Students at William Penn Senior High School can start enrolling immediately in the York City School District's back-by-popular-demand performing arts program, Superintendent Eric Holmes said.
This fall, Holmes said, the district will offer its students in grades 9-12 seven beginner-level courses: dance, voice, technical theater, stage management, creative writing and poetry, directing and acting.
In the spring, the high school will offer the introductory courses again. Second-level courses in those subjects will also be available for students who passed the introductory classes.
Eventually, the district could offer third- and fourth-level courses, Holmes said.
The district's school board voted last week to authorize Holmes to finalize an agreement with the Strand-Capitol Performing Arts Center, which is partnering with the district to coordinate the program.
"The most important thing is that we would like this to be a premier component of our high school, as it used to be. We want to bring that back.
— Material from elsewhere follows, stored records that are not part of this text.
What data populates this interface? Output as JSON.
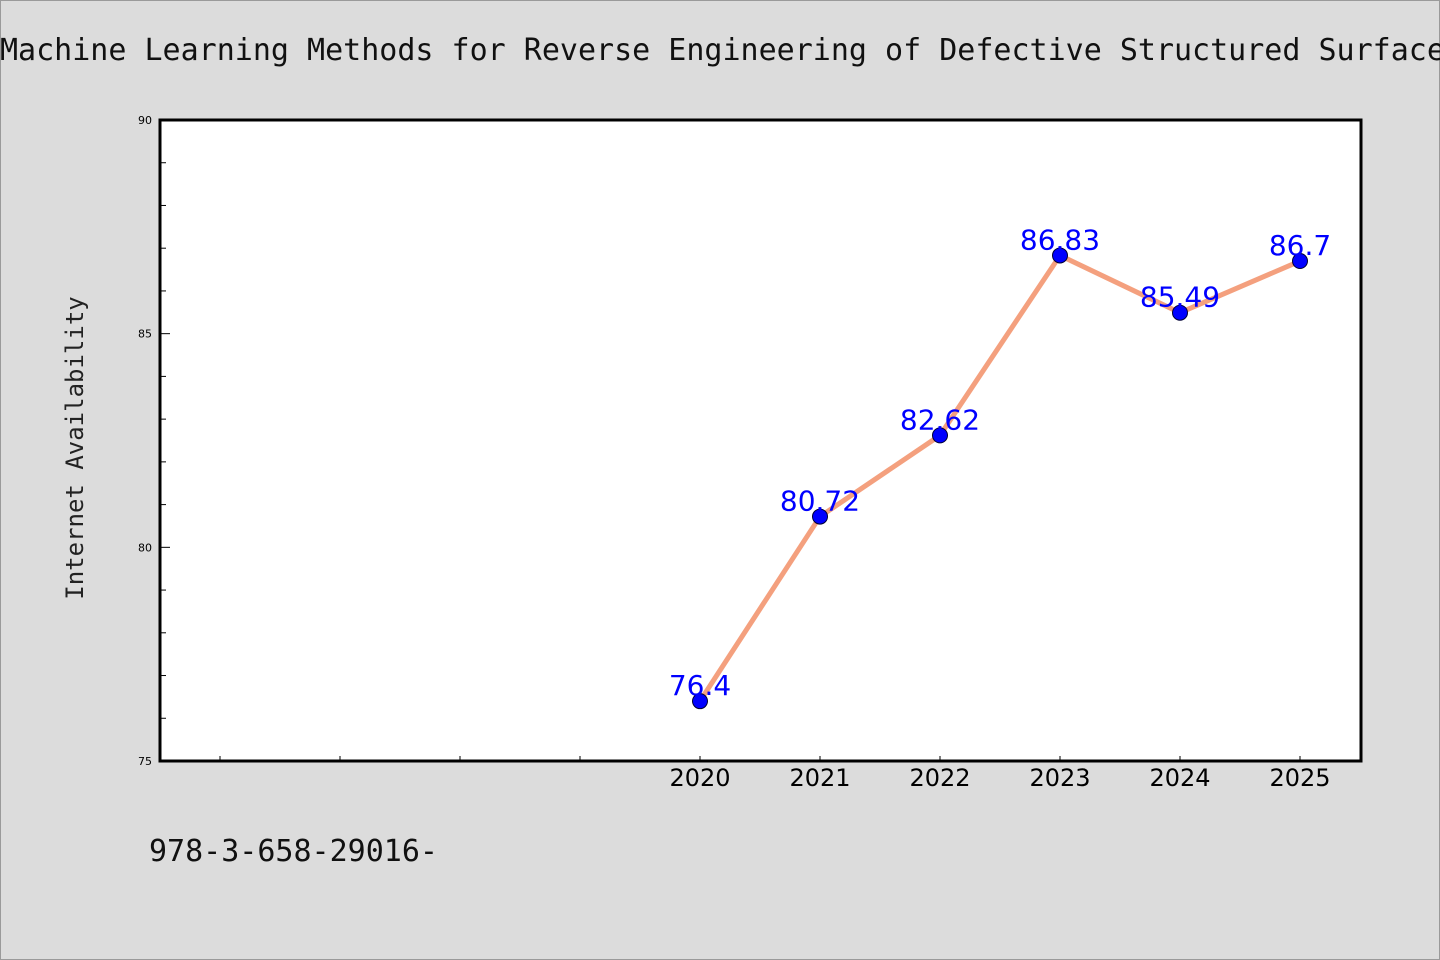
{
  "chart_data": {
    "type": "line",
    "title": "Machine Learning Methods for Reverse Engineering of Defective Structured Surface",
    "xlabel": "",
    "ylabel": "Internet Availability",
    "x": [
      "2020",
      "2021",
      "2022",
      "2023",
      "2024",
      "2025"
    ],
    "series": [
      {
        "values": [
          76.4,
          80.72,
          82.62,
          86.83,
          85.49,
          86.7
        ]
      }
    ],
    "data_labels": [
      "76.4",
      "80.72",
      "82.62",
      "86.83",
      "85.49",
      "86.7"
    ],
    "ylim": [
      75,
      90
    ],
    "yticks": [
      "75",
      "80",
      "85",
      "90"
    ],
    "grid": false,
    "legend": "none",
    "colors": {
      "line": "#f4a07e",
      "marker": "#0000ff",
      "label": "#0000ff",
      "plot_bg": "#ffffff",
      "page_bg": "#dcdcdc"
    }
  },
  "footer": {
    "isbn_text": "978-3-658-29016-"
  }
}
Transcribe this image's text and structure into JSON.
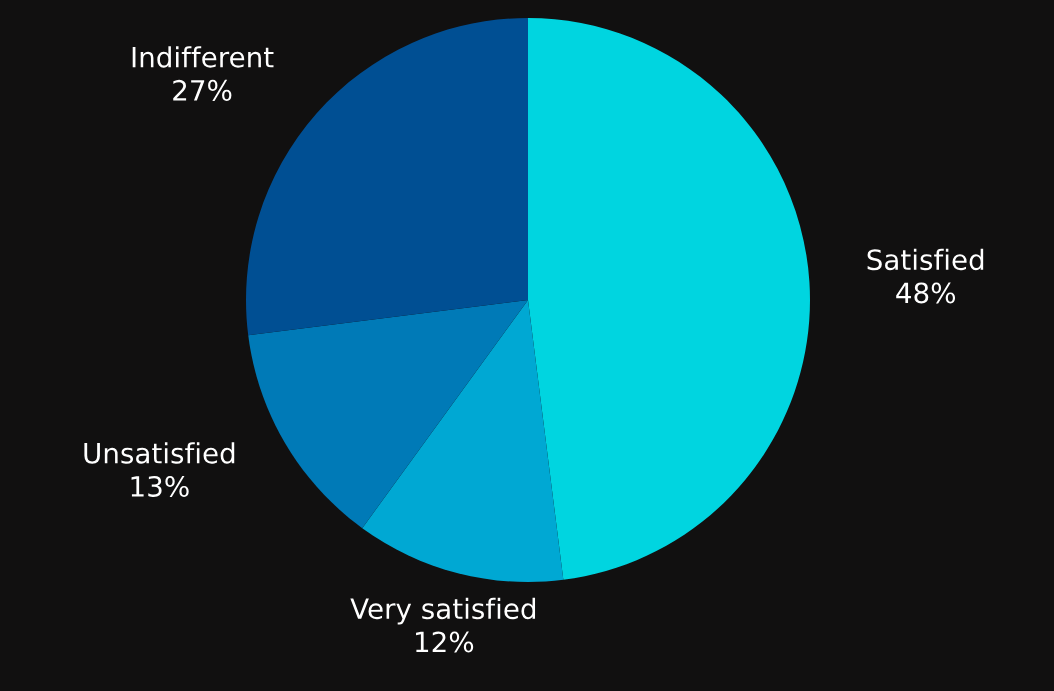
{
  "chart_data": {
    "type": "pie",
    "categories": [
      "Satisfied",
      "Very satisfied",
      "Unsatisfied",
      "Indifferent"
    ],
    "values": [
      48,
      12,
      13,
      27
    ],
    "value_labels": [
      "48%",
      "12%",
      "13%",
      "27%"
    ],
    "colors": [
      "#00d5e0",
      "#00a8d3",
      "#007ab7",
      "#004f93"
    ],
    "legend": false
  }
}
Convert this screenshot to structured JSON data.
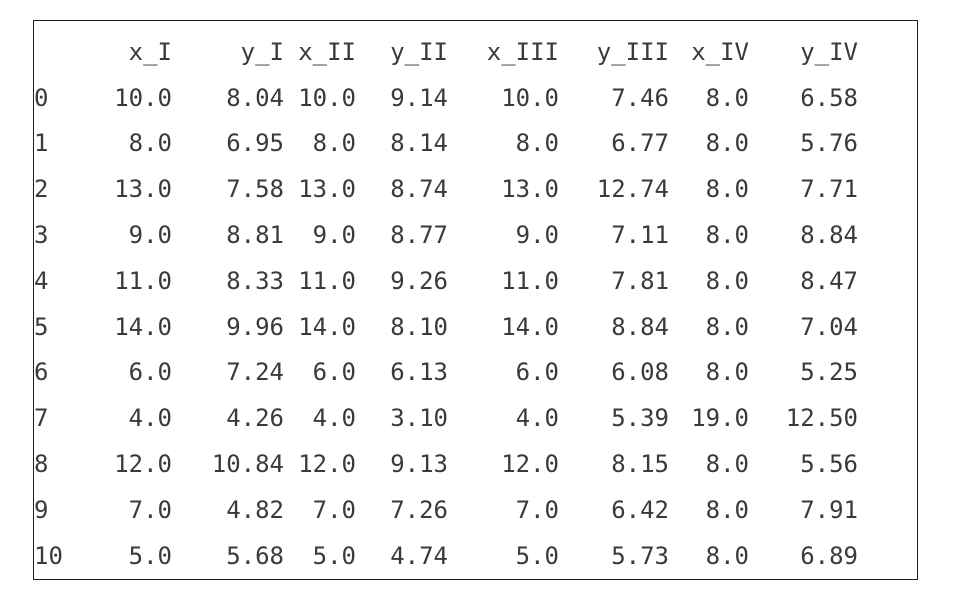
{
  "table": {
    "columns": [
      "",
      "x_I",
      "y_I",
      "x_II",
      "y_II",
      "x_III",
      "y_III",
      "x_IV",
      "y_IV"
    ],
    "rows": [
      [
        "0",
        "10.0",
        "8.04",
        "10.0",
        "9.14",
        "10.0",
        "7.46",
        "8.0",
        "6.58"
      ],
      [
        "1",
        "8.0",
        "6.95",
        "8.0",
        "8.14",
        "8.0",
        "6.77",
        "8.0",
        "5.76"
      ],
      [
        "2",
        "13.0",
        "7.58",
        "13.0",
        "8.74",
        "13.0",
        "12.74",
        "8.0",
        "7.71"
      ],
      [
        "3",
        "9.0",
        "8.81",
        "9.0",
        "8.77",
        "9.0",
        "7.11",
        "8.0",
        "8.84"
      ],
      [
        "4",
        "11.0",
        "8.33",
        "11.0",
        "9.26",
        "11.0",
        "7.81",
        "8.0",
        "8.47"
      ],
      [
        "5",
        "14.0",
        "9.96",
        "14.0",
        "8.10",
        "14.0",
        "8.84",
        "8.0",
        "7.04"
      ],
      [
        "6",
        "6.0",
        "7.24",
        "6.0",
        "6.13",
        "6.0",
        "6.08",
        "8.0",
        "5.25"
      ],
      [
        "7",
        "4.0",
        "4.26",
        "4.0",
        "3.10",
        "4.0",
        "5.39",
        "19.0",
        "12.50"
      ],
      [
        "8",
        "12.0",
        "10.84",
        "12.0",
        "9.13",
        "12.0",
        "8.15",
        "8.0",
        "5.56"
      ],
      [
        "9",
        "7.0",
        "4.82",
        "7.0",
        "7.26",
        "7.0",
        "6.42",
        "8.0",
        "7.91"
      ],
      [
        "10",
        "5.0",
        "5.68",
        "5.0",
        "4.74",
        "5.0",
        "5.73",
        "8.0",
        "6.89"
      ]
    ]
  }
}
We want to give students a reason to come to York High," Holmes told the board.
New life: In 2011, the school board cut the high school's Performing Arts Institute from the district's budget to save money.
The institute had been a part of the high school's elective curriculum for about 25 years, Holmes said.
Soon afterward, New Hope Academy Charter School partnered with the Strand to implement its own performing-arts program.
New Hope will close in June, however, because its charter was revoked by the district.
For a cost of about $300,000, district officials are planning to resurrect the institute in the fall.
Ken Wesler, the Strand's executive director, addressed the board at an earlier meeting.
Wesler said he envisions a curriculum designed to accommodate students who want to pursue the arts as a career and those students who simply have an interest in performance.
In the future: Plans are in the works for both a fall play and a spring musical planned and performed by students taking the arts classes, Wesler said.
There will also be special workshops and mentoring, he said.
Classes will be held at both the high school and the Strand.
Holmes said he is working now to finalize the district's partnership agreement with the Strand.
When that is done, the district will start hiring staff for the program, he said.
Margie Orr, the school board president, said she's looking forward to the program's return.
"Bringing this back is going to bring joy to a lot of our children," she said.